Le lundi 4 septembre, dans le cadre de la commémoration du 50e anniversaire du coup d’État du 11 septembre 1973, un groupe de jeunes de la Coordination des élèves du secondaire-ACES, ainsi que d’autres mouvements sociaux, se sont enchaînés aux grilles du siège principal de Santiago du parti pinochétiste Union Démocrate Indépendante (UDI), situé dans la commune de Providencia, en brandissant une banderole proclamant: « Nous lutterons jusqu’à effacer son héritage de misère et d’impunité.»
Se référant aux dirigeants de la formation d’extrême droite, les jeunes ont déclaré : « ceux qui sont ici ont non seulement empêché les changements permettant qu’on s’occupe des affaires des entrepreneurs, mais ils ont également été des promoteurs et des défenseurs de la dictature. Ce sont eux qui ont fait tout leur possible pour nous empêcher de retrouver nos proches détenus portés disparus, pour qu’il n’y ait pas de justice contre les responsables du massacre, en leur assurant une impunité totale », ajoutant : « ils ont défendu le modèle installé dans la dictature qui rend nos vies précaires, refusant l’éducation gratuite, de mettre fin au profit, la mise en œuvre d’une éducation sexuelle complète et tous les progrès que nous exigeons depuis des années pour nos vies et notre éducation. Ici se trouvent les négationnistes du coup d’État, qui protègent bec et ongles l’héritage de Pinochet ».
La manifestation pacifique a été rapidement réprimée par les forces spéciales des carabiniers, comme c’est désormais une pratique courante dans un pays contrôlé par la police où l’administration en fonction de La Moneda, quelle que soit sa couleur, opère en appliquant la violence d’État contre tout type de dissidence à l’égard de l’ordre établi autoritaire, antidémocratique et conservateur. Il s’agit d’un nouvel incident qui exprime la droitisation alarmante des institutions dominantes. De fait, tandis qu’en haut, le gouvernement de la “Gauche” (Frente Amplio) cède à tous les niveaux aux intérêts et à l’agenda du grand capital et de l’État capitaliste usaméricain, et tente de parvenir à un “consensus civilisateur” sur un discours commun sur le cinquantenaire du coup d’État de 1973 avec la droite pinochétiste avant le 11 septembre, en bas, les coûts de la récession économique actuelle sont facturés aux classes travailleuses et populaires par le biais du chômage, de l’augmentation de l’emploi informel, de la flambée des prix des aliments de base et de l’énergie, et d’un ajustement structurel antipopulaire en bonne et due forme ».
8 femmes et 4 hommes ont été brutalement arrêtés par des agents en uniforme à l’extérieur des locaux de l’UDI, et emmenés au poste de police n°19 dans le quartier de Providencia.

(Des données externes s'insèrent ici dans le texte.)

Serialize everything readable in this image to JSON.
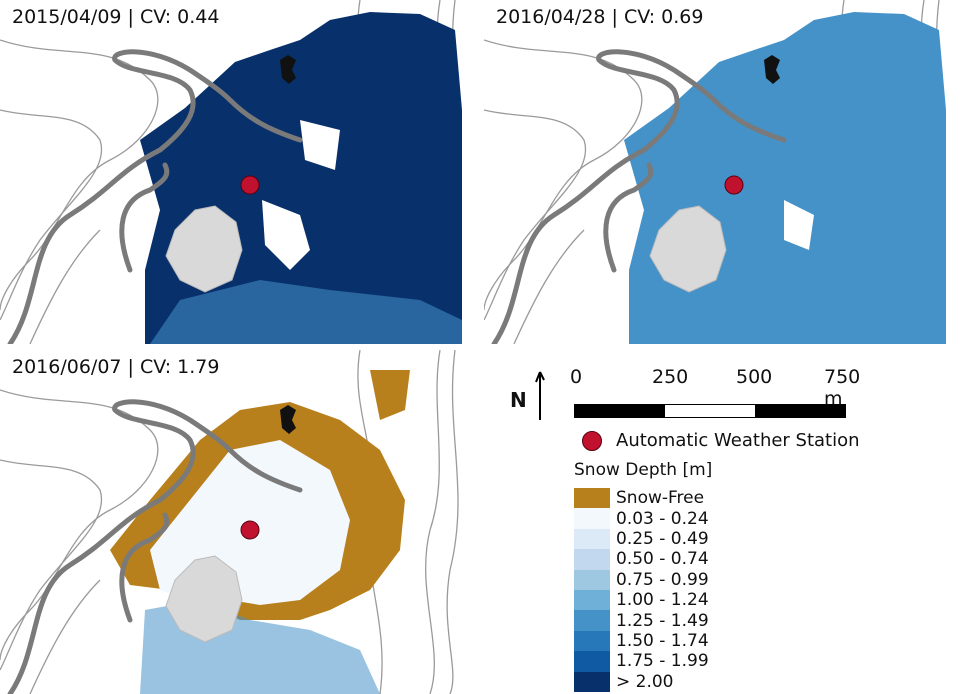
{
  "panels": [
    {
      "title": "2015/04/09 | CV: 0.44",
      "dominant_class": "> 2.00"
    },
    {
      "title": "2016/04/28 | CV: 0.69",
      "dominant_class": "1.25 - 1.49"
    },
    {
      "title": "2016/06/07 | CV: 1.79",
      "dominant_class": "0.03 - 0.24"
    }
  ],
  "north": {
    "label": "N"
  },
  "scale": {
    "labels": [
      "0",
      "250",
      "500",
      "750 m"
    ],
    "segments": [
      "black",
      "white",
      "black"
    ]
  },
  "station": {
    "label": "Automatic Weather Station",
    "color": "#c0112e"
  },
  "legend": {
    "title": "Snow Depth [m]",
    "items": [
      {
        "label": "Snow-Free",
        "color": "#b8801c"
      },
      {
        "label": "0.03 - 0.24",
        "color": "#f3f8fd"
      },
      {
        "label": "0.25 - 0.49",
        "color": "#dce9f6"
      },
      {
        "label": "0.50 - 0.74",
        "color": "#c2d8ee"
      },
      {
        "label": "0.75 - 0.99",
        "color": "#9ec7e2"
      },
      {
        "label": "1.00 - 1.24",
        "color": "#6fb0d8"
      },
      {
        "label": "1.25 - 1.49",
        "color": "#4592c9"
      },
      {
        "label": "1.50 - 1.74",
        "color": "#2678b8"
      },
      {
        "label": "1.75 - 1.99",
        "color": "#0f5aa2"
      },
      {
        "label": "> 2.00",
        "color": "#08306b"
      }
    ]
  },
  "colors": {
    "lake": "#d9d9d9",
    "road": "#7a7a7a",
    "contour": "#9a9a9a",
    "building": "#111111"
  }
}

Mais la répression ne s’est pas arrêtée là. Dans la nuit du 4 septembre, au vu et au su de leurs familles, amis, avocats et organisations de défense des droits humains, ils ont été emmenés au poste de police n°1 de Santiago, où ils ont été fichés et ont dû passer la nuit en garde à vue. Le matin du 5 septembre, les jeunes détenus ont été déférés aux tribunaux correspondants où, comme aucun d’entre eux n’avait d’antécédents, ils ont finalement été libérés, non sans avoir au préalable été sanctionnés par une interdiction d’accès aux locaux de l’UDI et 100 jours sous enquête pour la peinture rouge qu’ils ont jetée, considérée comme dommages et désordre par le tribunal.
Seules les commémorations approuvées par le gouvernement de Gabriel Boric, comme la projection d’images des visages des détenus disparus sur la façade de La Moneda, sont autorisées. Une autorisation qui ne garantit pas nécessairement d’éviter le déploiement de la violence répressive des carabiniers contre la communauté qui se souvient et transforme en promesse d’avenir les 3 seules années de l’histoire du Chili où les travailleurs et les opprimés, dans leur tentative de monter à l’assaut du ciel, ont touché le futur du doigt.